LanGeLin (Language and Gene Lineages) is the acronym for the ERC-funded research project 'Meeting Darwin's last challenge: toward a global tree of human languages and genes', running from December 2012 to November 2018.

Matches and Mismatches in Nominal Morphology and Agreement: Learning from the Acquisition of Eegimaa

Investigators: Dunstan Brown, Serge Sagna, Marilyn Vihman, Virve-Anneli Vihman

Apr 2017 - March 2020

Funded by the Economic and Social Research Council

Project page

Theoretical accounts of the strategies used by children to learn the structures of words and grammatical features of languages differ considerably, but our knowledge of what is possible is limited by the existing focus on a relatively small number of languages associated with industrialised nations. Here, we investigate grammatical features and structures that may be expressed in a variety of different ways. Examples of grammatical features include number (eg the distinction between singular and plural), or gender (eg distinguishing masculine and feminine in languages like French), features expressed within the shape of the word and associated items. Grammatical structure may be manifested in agreement across the separate words of a noun phrase. This project investigates the acquisition of inflectional morphology, ie grammatical features and structures as reflected in the word forms and associated agreement, in Gújjolaay Eegimaa, a language of the Atlantic family of the Niger Congo phylum spoken in Southern Senegal. This language has a gender system of the type traditionally known as a noun class system. Noun class systems with complex gender agreement are characteristic of the Niger-Congo languages.
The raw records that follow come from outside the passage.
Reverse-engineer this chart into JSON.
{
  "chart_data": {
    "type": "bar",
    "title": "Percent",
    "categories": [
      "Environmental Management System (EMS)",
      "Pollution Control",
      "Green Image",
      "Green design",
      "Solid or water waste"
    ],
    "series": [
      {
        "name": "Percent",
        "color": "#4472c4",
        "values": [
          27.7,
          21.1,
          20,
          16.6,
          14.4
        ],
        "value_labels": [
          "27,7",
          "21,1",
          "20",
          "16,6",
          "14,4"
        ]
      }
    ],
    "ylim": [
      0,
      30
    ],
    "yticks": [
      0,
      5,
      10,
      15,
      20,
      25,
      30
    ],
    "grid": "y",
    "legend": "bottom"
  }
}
Morphological Complexity: Typology as a Tool for Delineating Cognitive Organization

Co-I: Dunstan Brown

Feb 2009 - Jan 2015

Project page

This ERC-funded project is a comprehensive typological investigation of morphological complexity and involves collaboration with colleagues at Surrey and Brighton. Work at York focuses on two research strands. The first strand, Discovering Complexity, with Roger Evans (Brighton), concentrates on the machine learning of inflectional classes, where we investigate how much can be learned without building language-specific knowledge into the system. The second strand, with colleagues at Surrey, uses the Network Morphology theoretical framework to investigate defaults and irregularity in morphological systems.
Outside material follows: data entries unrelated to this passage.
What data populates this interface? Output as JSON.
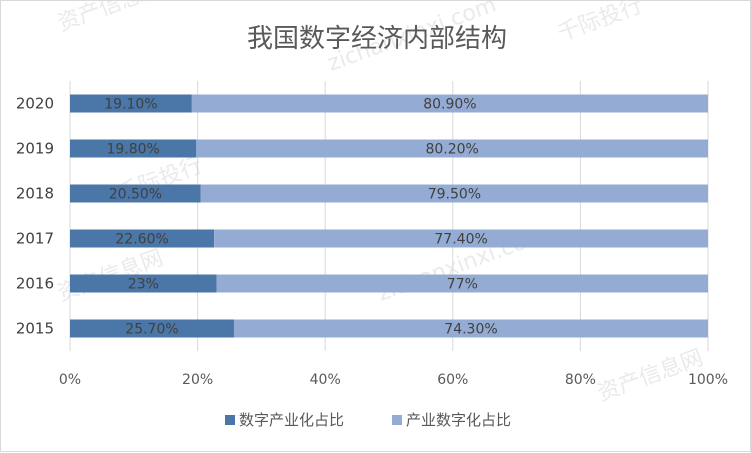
{
  "chart_data": {
    "type": "bar",
    "orientation": "horizontal",
    "stacked": true,
    "title": "我国数字经济内部结构",
    "categories": [
      "2020",
      "2019",
      "2018",
      "2017",
      "2016",
      "2015"
    ],
    "series": [
      {
        "name": "数字产业化占比",
        "values": [
          19.1,
          19.8,
          20.5,
          22.6,
          23,
          25.7
        ],
        "labels": [
          "19.10%",
          "19.80%",
          "20.50%",
          "22.60%",
          "23%",
          "25.70%"
        ],
        "color": "#4a76a8"
      },
      {
        "name": "产业数字化占比",
        "values": [
          80.9,
          80.2,
          79.5,
          77.4,
          77,
          74.3
        ],
        "labels": [
          "80.90%",
          "80.20%",
          "79.50%",
          "77.40%",
          "77%",
          "74.30%"
        ],
        "color": "#94acd4"
      }
    ],
    "x_ticks": [
      "0%",
      "20%",
      "40%",
      "60%",
      "80%",
      "100%"
    ],
    "xlim": [
      0,
      100
    ],
    "gridlines": true,
    "legend_position": "bottom"
  },
  "watermark": {
    "lines": [
      "资产信息网",
      "zichanxinxi.com",
      "千际投行"
    ]
  }
}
The Oxford Corpus of Old Japanese

Co-I: Peter Sells

2012-2015

British Academy Research Project

Link to the corpus

The Oxford Corpus of Old Japanese (OCOJ) project developed a comprehensive annotated digital corpus of all extant texts, with an associated dictionary and translations, from the Old Japanese period. This is the earliest attested stage of Japanese, from the Asuka and Nara periods of Japanese history (7-8th centuries AD), and the formative literate period of Japan. These texts are therefore of paramount importance for the study and understanding of the origins and development of civilization in Japan, including language, writing, literature, religion, history, and culture. The corpus is now maintained and hosted by NINJAL in Japan, and is designed to support research in any of these areas.